The vivid colour photographs of Walead Beshty and Mariah Robertson bear witness to their darkroom performances with chemicals, paper and light. Working blindly and without a camera, Beshty exposes curling paper to three colours, creating photograms that are concrete documents of the interplay of light and shadow. Robertson’s photogram, displayed as if torn from a film strip, emphasizes the materiality of photographic processes as a record of her chemical paintings. Owen Kydd would describe his moving picture as a performance of a photograph, where surface and time interact. Here a liquid object suggestive of a surrealist eyeball disintegrates through intense optical effects.
Annette Kelm’s deadpan photographs of purse clocks initially register as identical objects. Displayed as commercial products stripped of context and a sense of scale, they appear frozen in time and space, and yet the motion of the clock’s hand reveals the passing of time. Through Kelm’s use of repetition and the cumulative meanings of seriality, the objects become uncanny stand-ins that complicate the reading of photographs. Ricarda Roggan’s documents similarly present a uniform, quasi-scientific arrangement of things that trouble how we construct meaning from objects. Roggan has extracted artifacts housed in the Marbach Archive from the collections of notable individuals and presents these as charged relics. Insignificant objects in themselves, they are freighted with the owners’ histories and at the same time, freed of those origins. Laid out in an interregnum state as if waiting to be taken away, they are as the title of the series implies, apocryphal. In this work and others, surrogates take the form of auratic objects, as well as the cast off, the residual, and the remnant.

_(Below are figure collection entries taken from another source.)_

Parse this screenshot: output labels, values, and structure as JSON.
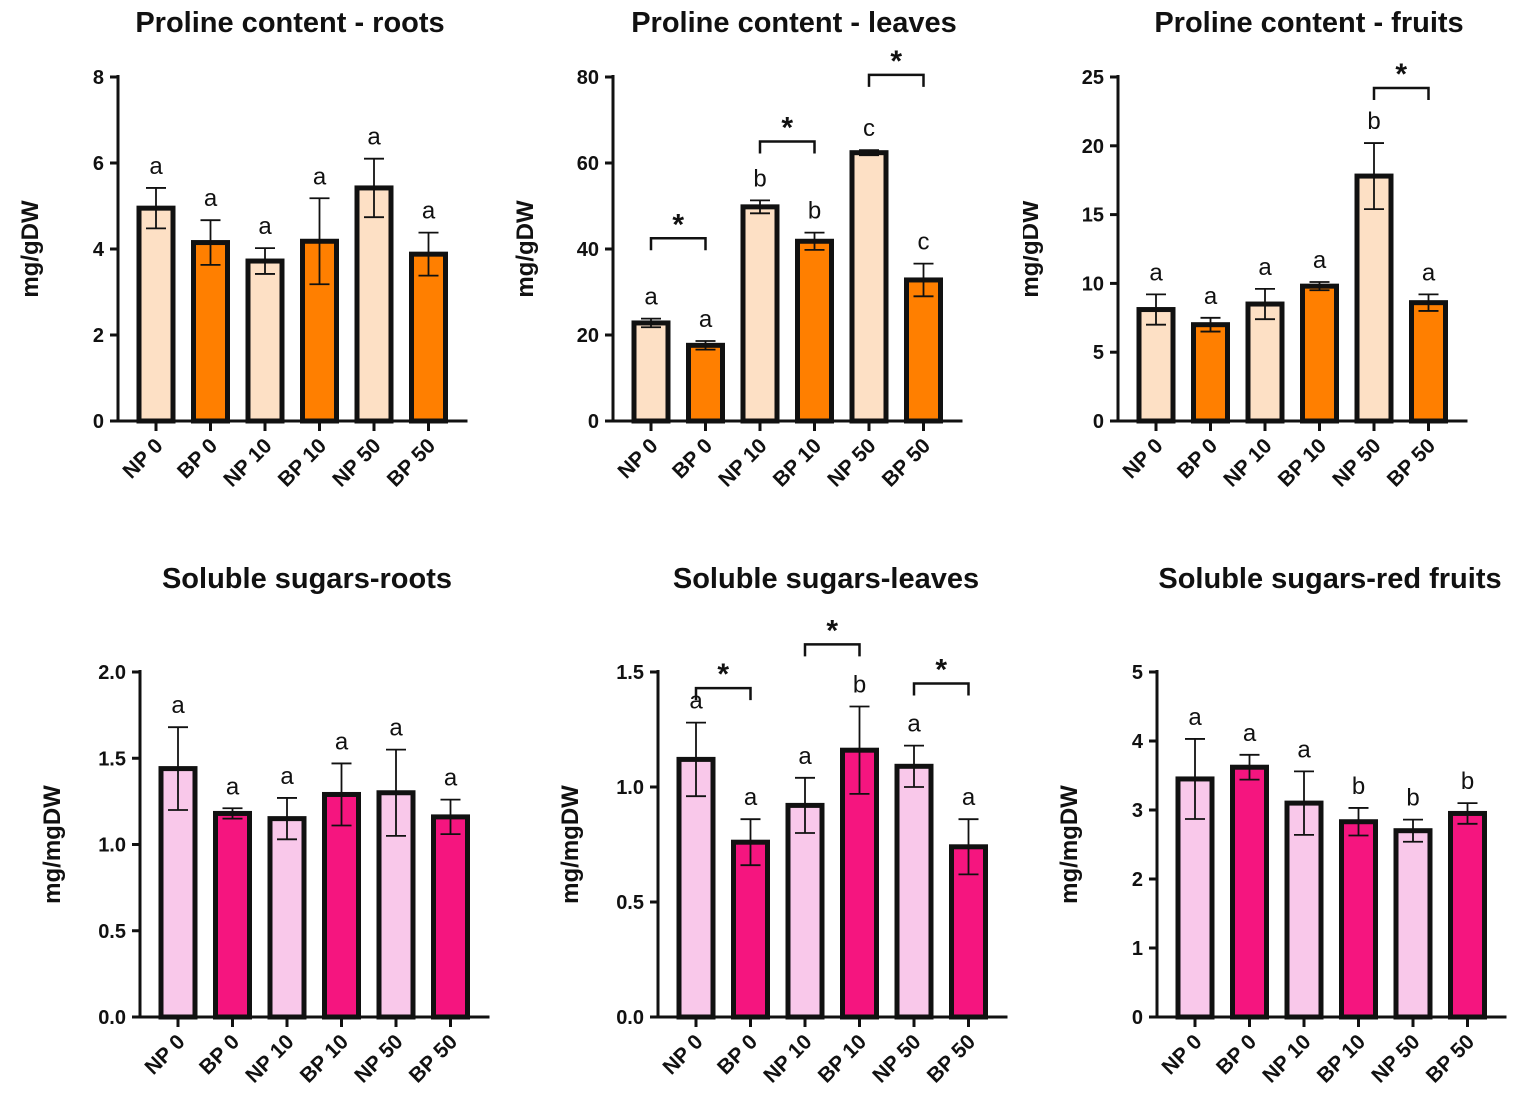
{
  "colors": {
    "np_proline": "#fde0c5",
    "bp_proline": "#ff7f00",
    "np_sugar": "#f9c8ea",
    "bp_sugar": "#f5157f",
    "stroke": "#111111"
  },
  "chart_data": [
    {
      "type": "bar",
      "title": "Proline content - roots",
      "ylabel": "mg/gDW",
      "ylim": [
        0,
        8
      ],
      "yticks": [
        0,
        2,
        4,
        6,
        8
      ],
      "categories": [
        "NP 0",
        "BP 0",
        "NP 10",
        "BP 10",
        "NP 50",
        "BP 50"
      ],
      "values": [
        4.95,
        4.15,
        3.72,
        4.18,
        5.42,
        3.88
      ],
      "errors": [
        0.47,
        0.52,
        0.3,
        1.0,
        0.68,
        0.5
      ],
      "letters": [
        "a",
        "a",
        "a",
        "a",
        "a",
        "a"
      ],
      "significance": [],
      "palette": "proline"
    },
    {
      "type": "bar",
      "title": "Proline content - leaves",
      "ylabel": "mg/gDW",
      "ylim": [
        0,
        80
      ],
      "yticks": [
        0,
        20,
        40,
        60,
        80
      ],
      "categories": [
        "NP 0",
        "BP 0",
        "NP 10",
        "BP 10",
        "NP 50",
        "BP 50"
      ],
      "values": [
        22.8,
        17.6,
        49.8,
        41.8,
        62.4,
        32.8
      ],
      "errors": [
        1.0,
        1.0,
        1.5,
        2.0,
        0.6,
        3.8
      ],
      "letters": [
        "a",
        "a",
        "b",
        "b",
        "c",
        "c"
      ],
      "significance": [
        {
          "pair": [
            0,
            1
          ],
          "level": 42.5,
          "label": "*"
        },
        {
          "pair": [
            2,
            3
          ],
          "level": 65,
          "label": "*"
        },
        {
          "pair": [
            4,
            5
          ],
          "level": 80.5,
          "label": "*"
        }
      ],
      "palette": "proline"
    },
    {
      "type": "bar",
      "title": "Proline content - fruits",
      "ylabel": "mg/gDW",
      "ylim": [
        0,
        25
      ],
      "yticks": [
        0,
        5,
        10,
        15,
        20,
        25
      ],
      "categories": [
        "NP 0",
        "BP 0",
        "NP 10",
        "BP 10",
        "NP 50",
        "BP 50"
      ],
      "values": [
        8.1,
        7.0,
        8.5,
        9.8,
        17.8,
        8.6
      ],
      "errors": [
        1.1,
        0.5,
        1.1,
        0.3,
        2.4,
        0.6
      ],
      "letters": [
        "a",
        "a",
        "a",
        "a",
        "b",
        "a"
      ],
      "significance": [
        {
          "pair": [
            4,
            5
          ],
          "level": 24.2,
          "label": "*"
        }
      ],
      "palette": "proline"
    },
    {
      "type": "bar",
      "title": "Soluble sugars-roots",
      "ylabel": "mg/mgDW",
      "ylim": [
        0,
        2
      ],
      "yticks": [
        "0.0",
        "0.5",
        "1.0",
        "1.5",
        "2.0"
      ],
      "categories": [
        "NP 0",
        "BP 0",
        "NP 10",
        "BP 10",
        "NP 50",
        "BP 50"
      ],
      "values": [
        1.44,
        1.18,
        1.15,
        1.29,
        1.3,
        1.16
      ],
      "errors": [
        0.24,
        0.03,
        0.12,
        0.18,
        0.25,
        0.1
      ],
      "letters": [
        "a",
        "a",
        "a",
        "a",
        "a",
        "a"
      ],
      "significance": [],
      "palette": "sugar"
    },
    {
      "type": "bar",
      "title": "Soluble sugars-leaves",
      "ylabel": "mg/mgDW",
      "ylim": [
        0,
        1.5
      ],
      "yticks": [
        "0.0",
        "0.5",
        "1.0",
        "1.5"
      ],
      "categories": [
        "NP 0",
        "BP 0",
        "NP 10",
        "BP 10",
        "NP 50",
        "BP 50"
      ],
      "values": [
        1.12,
        0.76,
        0.92,
        1.16,
        1.09,
        0.74
      ],
      "errors": [
        0.16,
        0.1,
        0.12,
        0.19,
        0.09,
        0.12
      ],
      "letters": [
        "a",
        "a",
        "a",
        "b",
        "a",
        "a"
      ],
      "significance": [
        {
          "pair": [
            0,
            1
          ],
          "level": 1.43,
          "label": "*"
        },
        {
          "pair": [
            2,
            3
          ],
          "level": 1.62,
          "label": "*"
        },
        {
          "pair": [
            4,
            5
          ],
          "level": 1.45,
          "label": "*"
        }
      ],
      "palette": "sugar"
    },
    {
      "type": "bar",
      "title": "Soluble sugars-red fruits",
      "ylabel": "mg/mgDW",
      "ylim": [
        0,
        5
      ],
      "yticks": [
        0,
        1,
        2,
        3,
        4,
        5
      ],
      "categories": [
        "NP 0",
        "BP 0",
        "NP 10",
        "BP 10",
        "NP 50",
        "BP 50"
      ],
      "values": [
        3.45,
        3.62,
        3.1,
        2.83,
        2.7,
        2.95
      ],
      "errors": [
        0.58,
        0.18,
        0.46,
        0.2,
        0.16,
        0.15
      ],
      "letters": [
        "a",
        "a",
        "a",
        "b",
        "b",
        "b"
      ],
      "significance": [],
      "palette": "sugar"
    }
  ]
}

Stephen Waddell considers paradoxes of observation and the evocative power of abandoned things. The sense of exhaustion in his photograph of a decaying pile of garbage, shot at end of day at the periphery of a decommissioned airport in Berlin, is amplified by the disintegrating details of the photograph’s impressionistic surface. Kevin Beasley’s accretions of grey t-shirts covered in resin, evocative of visceral body parts, enigmatically hover on a wall. Kris Martin both dignifies and makes grotesque a styrofoam display head by casting it in bronze, as if a classical bust.
In Kim Kennedy Austin’s embroidered instructional text and watercolour of a cheerleader chant, everyday language becomes ironic. Also working at an intimate scale that intensifies the visual impact of laborious processes, Geoffrey Farmer’s intricate collage of paper fragments suggests a compressed globe of world history. Myfanwy Macleod’s reworking of vernacular materials from popular culture involves cutting up film posters for the ‘90s cult film The Exorcist. Her intervention of snowflake patterns is a witty and absurdist gesture that revives collective memories of the film. Marlo Pascual applies this impulse to reinvigorate vernacular artifacts in her refashioning of a found vintage studio photograph that has been transformed into a surreal and disturbing portrait.
These diverse artworks, infused with a sense of the absurd, suggest that what appear to be stand-ins between one state and another, point to possible ways to negotiate our place in an unstable world.
This exhibition was curated by Helga Pakasaar, with generous loans from the Freybe Collection, GreyChurch, Collection of Jane Irwin and Ross Hill, Prout-Lara Collection, and Rainer Muller.